欧米に目を向けてみよう。自動車産業という日本と似た産業を抱えるドイツ、そして古くからヨーロッパの経済の中心であったイギリス。両国ともに成長は鈍化しているが、73%、51%と日本に比べれば成長は維持している。イギリスについては今後のBREXITの動向によってGDPへの影響は予測される。

米国については過去30年に渡って米国は国民一人当たりの名目GDPを成長させながら全体の名目GDPの成長を維持している

現在圧倒的なスピードで経済圏の拡大を図っている中国。名目GDPでは第2位となるが、14億を超える総人口から一人当たり名目GDPは72位の9580ドルになっていますが、過去20年で見ると11倍、成長の鈍化が見られるこの5年間でも35%の成長を維持している。

一人当たり名目GDPは第72位だが20年前と比較して11倍
成長率は減速傾向にあるが過去5年で35%を維持

国土が狭く人口が5600万人のシンガポールを単純に比較することはできないが、一人当たり名目GDPは着実に成長を維持しており、アジア圏の中では安定した成長力を維持している。

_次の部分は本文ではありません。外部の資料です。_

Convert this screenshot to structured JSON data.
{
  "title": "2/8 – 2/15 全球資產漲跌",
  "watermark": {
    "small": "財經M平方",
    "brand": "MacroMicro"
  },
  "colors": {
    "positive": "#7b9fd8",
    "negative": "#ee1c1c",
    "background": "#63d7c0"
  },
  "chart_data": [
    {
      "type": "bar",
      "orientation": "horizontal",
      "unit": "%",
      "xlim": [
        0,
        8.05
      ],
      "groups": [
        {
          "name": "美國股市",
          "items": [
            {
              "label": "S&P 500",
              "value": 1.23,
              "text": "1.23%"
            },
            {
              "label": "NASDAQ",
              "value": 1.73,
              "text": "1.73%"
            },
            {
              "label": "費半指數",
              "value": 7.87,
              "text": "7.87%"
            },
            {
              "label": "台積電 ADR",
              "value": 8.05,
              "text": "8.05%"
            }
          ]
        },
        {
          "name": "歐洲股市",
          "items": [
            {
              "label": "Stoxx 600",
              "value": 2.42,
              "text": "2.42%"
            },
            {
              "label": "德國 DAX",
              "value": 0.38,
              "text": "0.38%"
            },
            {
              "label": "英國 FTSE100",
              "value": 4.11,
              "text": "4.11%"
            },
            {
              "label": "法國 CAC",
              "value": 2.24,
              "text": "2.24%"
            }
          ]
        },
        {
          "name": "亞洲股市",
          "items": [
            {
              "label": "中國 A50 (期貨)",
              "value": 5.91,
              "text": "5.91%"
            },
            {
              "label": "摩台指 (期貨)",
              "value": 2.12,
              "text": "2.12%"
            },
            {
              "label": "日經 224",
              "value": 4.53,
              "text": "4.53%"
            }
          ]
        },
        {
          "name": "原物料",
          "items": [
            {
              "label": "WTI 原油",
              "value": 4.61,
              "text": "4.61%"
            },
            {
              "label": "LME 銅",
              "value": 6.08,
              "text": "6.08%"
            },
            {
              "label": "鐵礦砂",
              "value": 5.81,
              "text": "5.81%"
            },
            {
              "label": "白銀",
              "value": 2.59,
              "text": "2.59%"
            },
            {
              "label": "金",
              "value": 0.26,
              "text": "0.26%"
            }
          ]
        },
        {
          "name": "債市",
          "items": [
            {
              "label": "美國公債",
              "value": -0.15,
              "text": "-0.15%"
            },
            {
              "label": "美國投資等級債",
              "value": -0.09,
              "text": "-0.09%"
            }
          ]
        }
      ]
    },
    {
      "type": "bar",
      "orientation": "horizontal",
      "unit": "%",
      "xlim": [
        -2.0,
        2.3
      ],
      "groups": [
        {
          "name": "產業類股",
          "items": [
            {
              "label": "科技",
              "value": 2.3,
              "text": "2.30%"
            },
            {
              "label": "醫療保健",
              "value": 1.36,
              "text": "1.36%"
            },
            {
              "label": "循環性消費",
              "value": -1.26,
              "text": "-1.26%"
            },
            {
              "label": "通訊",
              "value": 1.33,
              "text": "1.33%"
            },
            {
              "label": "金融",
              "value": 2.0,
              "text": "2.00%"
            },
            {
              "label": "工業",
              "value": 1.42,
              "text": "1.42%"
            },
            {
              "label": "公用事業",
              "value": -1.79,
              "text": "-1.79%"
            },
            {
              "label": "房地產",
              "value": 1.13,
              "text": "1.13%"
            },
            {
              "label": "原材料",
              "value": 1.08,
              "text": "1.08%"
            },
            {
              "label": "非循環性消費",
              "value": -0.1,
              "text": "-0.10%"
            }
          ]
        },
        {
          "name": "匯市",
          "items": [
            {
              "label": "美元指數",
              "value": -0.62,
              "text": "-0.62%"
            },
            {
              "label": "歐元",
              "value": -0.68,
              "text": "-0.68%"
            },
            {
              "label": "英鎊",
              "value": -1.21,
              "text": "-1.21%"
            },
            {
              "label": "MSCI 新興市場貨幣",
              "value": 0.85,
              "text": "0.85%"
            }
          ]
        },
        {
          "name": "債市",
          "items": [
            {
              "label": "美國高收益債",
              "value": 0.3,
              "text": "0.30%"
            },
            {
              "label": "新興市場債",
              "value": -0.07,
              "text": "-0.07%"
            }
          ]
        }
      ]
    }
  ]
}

2017年に米国を抜き一人当たり名目GDPが第7位に
一人当たり名目GDPは日本の1.6倍

日本は衰退途上国であり生き残りを掛けて外に出なくてはいけない

日本は既に衰退途上国であり、このままではアジアの”気のいい劣等生”になりかねない。今後のサステナブルな社会の創造のためにはあらためて世界に学んでいく必要性がある。そしてそのためには初心に帰って海外に学ぶことは現在の日本人にとって最重要課題なのです。歴史的に見れば日本人は鎖国という国を閉ざした期間はあったものの、海外に知恵と市場を求めて活発な活動をしてきた。

だからこそ(こじつけになってしまいますが)海外で開催されているカンファレンスは重要な情報源となってくると思うのです。

テレビでは、”日本が素晴らしい”とか”日本に行きたい”という類の番組が多く放映されていますが、それは裏返せば今や日本が物価の安い国として観光が盛り上がっているということなのです。

そして、これはそのまま賃金の安い国に結びつく訳であり、労働人口が溢れているのであれば、このままでも問題ないのですが、現状の出生率の低下から考えると労働力が不足し、そして市場も縮小していくことは明らかなのです。海外からの労働人口を取り入れる選選択肢もあるのですが、この賃金で優秀な人材を確保することは不可能。

非常に残念なことに、このまま行くと現在の20〜30代が50代を迎える頃には、世界の成長から全く取り残された後進国になってしまうことは必至だと言えるでしょう。